Apple’s new and improved maps that cost ‘billions’ are now out across the U.S.

FAN Editor

The new Apple Maps in CarPlay on iOS 13.

Apple

Apple announced on Thursday that it had completed deployment of its new and improved maps software in the United States.

Users of the Maps app, which comes preinstalled on iPhones, now see more detailed roads, buildings, parks and other landmarks when looking at maps in the United States. Navigation is also more accurate, Apple said.

Other new features that the more detailed maps enable include a “look around” mode, which appears as a binoculars icon on the upper right-hand corner of the app. It enables users to explore and look around 360-degree streetscapes, similar to Google Maps’ Street View, in places including New York City, the San Francisco Bay Area and Los Angeles.

Apple said it also added real-time transit schedules, so that in certain cities, users can see exactly when a train or bus is arriving or its exact location.

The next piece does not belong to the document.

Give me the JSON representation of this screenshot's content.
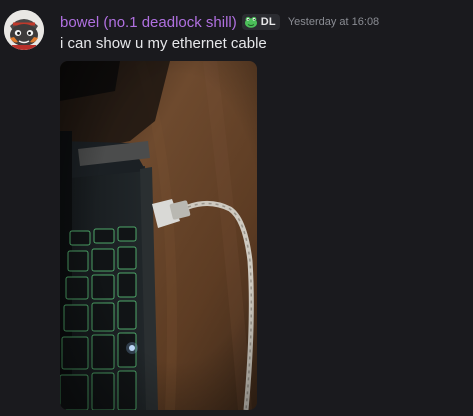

Apple first announced that it planned to drastically improve its maps in 2018 using a process that involved fleets of Apple Maps vans equipped with cameras and sensors to collect images and distance, as well as anonymized data from iPhones.

“With Maps, no sign-in is required and it is not connected to an Apple ID in any way,” Apple said in a privacy notice.

Last summer, Apple SVP of Software Engineering Craig Federighi presented a demo of the new software at Apple’s annual developers conference.

“Now, we have outfitted literally hundreds of planes and cars with custom sensors and lidar and driven over 4 million miles to rebuild our map from the ground up,” Federighi said at the conference.

Apple said it had invested “billions of dollars in Apple Maps” in a letter sent to Congress last November.

One reason for the large investment in its maps software is Apple would rather rely more on data that it collects and owns, as opposed to licensing from companies such as OpenStreetMap and TomTom. By building its own maps, Apple can push out faster updates, as well as improve location on the iPhone overall in programs such as Photos, iMessage and Siri.

The investment in its mapping software comes years after Apple CEO Tim Cook said he was “extremely sorry” for a buggy launch of Apple Maps in 2012. Before Apple Maps launched, iPhones used Google Maps data, and after Google was replaced as the default, Apple’s maps were seen as inferior. Google, Apple’s main rival that builds large-scale web maps, launched Google Maps as an iPhone app three months later.

Apple said it would start rolling out its improved maps to Europe later this year.